Rhapsody of Fire - From Chaos to Eternity (Nuclear Blast/Riot)

The end of an era for the Italian symphonic metallers...
Release Date: 
17 Jun 2011 (All day)

If, like me, you consider yourself an inveterate fan of power metal in all its many and much-lambasted forms, then you wouldn’t fail to be excited at the prospect of a new album from Italian neo-classicists Rhapsody of Fire. True, last year’s The Cold Embrace of Fear was a bit much (too much dicking about with actors and not enough ROCKING!), but it wasn’t so bad that the quick arrival of new RoF product didn’t have me salivating like a metallic version of a Pavlovian dog.

And so From Chaos to Eternity is here – and it is an absolute stormer. The last of the ‘epic’ series of albums which started with 1997’s Legendary Tales (though don’t be worried about coming to the party late – this record stands up just fine on its own for your listening pleasure), it is also by some way the heaviest, most aggressive thing the band has put its name to in a while.
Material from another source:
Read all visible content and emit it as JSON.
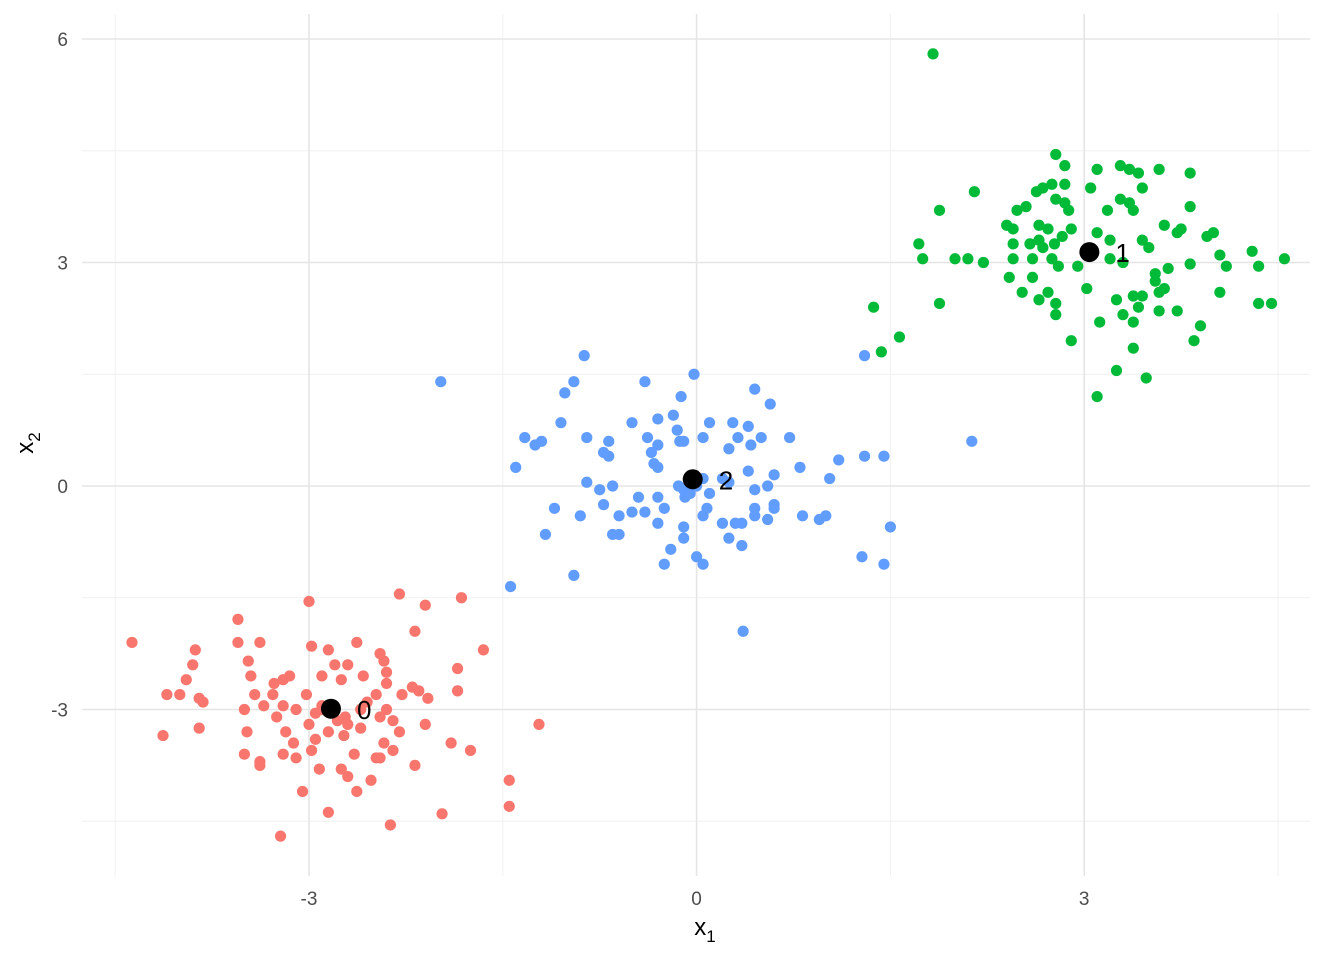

Is this due to the performance of new guitarist Tom Hess? I don’t know, but something’s afoot here. Sure, Luca Turilli is still Paganini in tight leather strides – some things will never change – but there’s a new found hardness in the riffage backing up the man's arpeggieted mayhem that may just persuade a few of the band’s many denigrators to take a fresh look at the band. This isn’t a seismic change in the band’s sound, but it is just enough to hint at an exciting new direction they may be taking now that this chapter in the band’s history would appear to be closing.

Elsewhere Fabio Lione puts in his usual man of the match performance, though he too is used in a slightly different manner on From Chaos to Eternity; I was worried that the upping in the aggression quotient might be deleterious to old Fab – he is, after all, an artist and not a navvy – but I needn’t have worried. And whilst he’s having to put in a few more rather prosaic grunts and howls into the mix here, he’s still on hand to provide the vocal icing when required. Furthermore, whilst there aren’t as many heavily cheesed big choruses for him to work with here, what he does get given by Turilli he handles with characteristically titanic aplomb.

 At the end of the day, this is still a Rhapsody of Fire album, and so these minor twiddles to the format may not be entirely successful in making new recruits flock to the band’s flag – and that would be a shame, because when all is said and done this is a very strong heavy metal album indeed.